LinkedIn reveals new vision for the modern day data center
LinkedIn has had itself a busy month. In June, the social networking site for the professional world announced it had been acquired by Microsoft for $26.2 billion.
More recently it has announced Open19, a new open design standard for data center servers and racks. The initiative was formally announced on the social network site by Yuval Bachar, LinkedIn’s infrastructure architecture.
“I have the privilege of announcing the first step in a long journey, an initiative that we hope will further the state of hardware in the data center. Called Open19, this new project aims to establish a new open standard for servers based on a common form factor,” wrote Bachar.
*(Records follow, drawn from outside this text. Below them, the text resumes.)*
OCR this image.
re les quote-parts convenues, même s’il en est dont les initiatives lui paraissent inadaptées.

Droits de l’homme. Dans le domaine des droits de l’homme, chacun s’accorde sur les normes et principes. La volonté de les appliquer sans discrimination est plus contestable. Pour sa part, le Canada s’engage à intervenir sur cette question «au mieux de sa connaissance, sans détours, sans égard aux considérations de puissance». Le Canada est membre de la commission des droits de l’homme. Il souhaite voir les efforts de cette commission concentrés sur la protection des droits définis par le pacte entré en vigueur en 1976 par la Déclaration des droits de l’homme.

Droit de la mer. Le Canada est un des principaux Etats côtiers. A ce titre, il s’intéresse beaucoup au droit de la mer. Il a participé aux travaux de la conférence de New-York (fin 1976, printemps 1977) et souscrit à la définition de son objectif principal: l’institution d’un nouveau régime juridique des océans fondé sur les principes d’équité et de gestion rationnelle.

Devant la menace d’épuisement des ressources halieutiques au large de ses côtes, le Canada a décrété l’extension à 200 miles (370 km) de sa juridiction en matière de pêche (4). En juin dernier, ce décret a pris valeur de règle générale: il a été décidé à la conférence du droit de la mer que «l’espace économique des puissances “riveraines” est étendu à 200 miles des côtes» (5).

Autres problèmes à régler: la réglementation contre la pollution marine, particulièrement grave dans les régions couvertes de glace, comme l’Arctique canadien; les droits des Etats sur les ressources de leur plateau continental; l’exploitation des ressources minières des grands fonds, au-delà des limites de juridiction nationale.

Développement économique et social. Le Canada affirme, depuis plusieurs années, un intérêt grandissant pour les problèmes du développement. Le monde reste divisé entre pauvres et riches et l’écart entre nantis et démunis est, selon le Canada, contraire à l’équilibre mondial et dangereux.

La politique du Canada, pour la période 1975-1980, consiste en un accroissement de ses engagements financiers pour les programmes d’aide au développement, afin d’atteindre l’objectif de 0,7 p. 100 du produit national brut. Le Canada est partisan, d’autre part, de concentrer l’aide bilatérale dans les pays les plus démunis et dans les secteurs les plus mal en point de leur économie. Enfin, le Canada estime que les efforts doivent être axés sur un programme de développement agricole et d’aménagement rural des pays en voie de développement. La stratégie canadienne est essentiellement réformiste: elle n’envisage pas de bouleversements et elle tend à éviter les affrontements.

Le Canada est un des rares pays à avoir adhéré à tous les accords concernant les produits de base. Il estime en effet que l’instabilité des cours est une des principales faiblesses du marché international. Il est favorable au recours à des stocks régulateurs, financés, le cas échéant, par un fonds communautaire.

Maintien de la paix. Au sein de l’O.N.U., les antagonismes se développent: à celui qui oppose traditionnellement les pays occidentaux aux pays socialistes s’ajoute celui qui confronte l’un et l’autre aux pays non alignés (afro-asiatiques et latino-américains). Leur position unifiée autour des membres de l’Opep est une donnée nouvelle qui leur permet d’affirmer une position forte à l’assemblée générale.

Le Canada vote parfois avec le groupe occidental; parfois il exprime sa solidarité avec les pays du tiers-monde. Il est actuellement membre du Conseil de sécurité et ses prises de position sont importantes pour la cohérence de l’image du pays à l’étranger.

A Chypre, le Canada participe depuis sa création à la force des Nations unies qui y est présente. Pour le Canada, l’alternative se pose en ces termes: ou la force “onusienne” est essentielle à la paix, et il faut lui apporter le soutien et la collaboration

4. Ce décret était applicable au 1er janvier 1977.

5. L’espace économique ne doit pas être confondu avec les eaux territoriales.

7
“The goals of Open19 are to provide lower cost per rack, lower cost per server, optimized power utilization, and (eventually) an open standard that everyone can contribute to and participate in,” he said.
Bachar wrote that Open19 is LinkedIn’s plan to build a standard that works in any 19-inch rack.
“Open19 defines the form factor, power distribution, and network connectivity to servers, storage, and other elements in the data center that can fit within a 2RU size or smaller.”
The platform is based on standard building blocks with the following specifications:
- Standard 19-inch 4 post rack;
- Brick cage;
- Brick (B), Double Brick (DB), Double High Brick (DHB);
- Power shelf—12 volt distribution, OTS power modules;
- Optional Battery Backup Unit (BBU);
- Optional Networking switch (ToR);
- Snap-on power cables/PCB—200-250 watts per brick;
- Snap-on data cables—up to 100G per brick;
- Provides linear growth on power and bandwidth based on brick size.
According to Bachar, the Open19 platform represents the evolution of open hardware where the systems have common form factor, power, and network connectivity.
"This approach creates savings across the board, from common capex calculations to the integration time reductions mentioned above," said Bachar.
"The Open19 platform represents a simple solution for a complex problem, and that’s what makes it easy to adopt and develop for."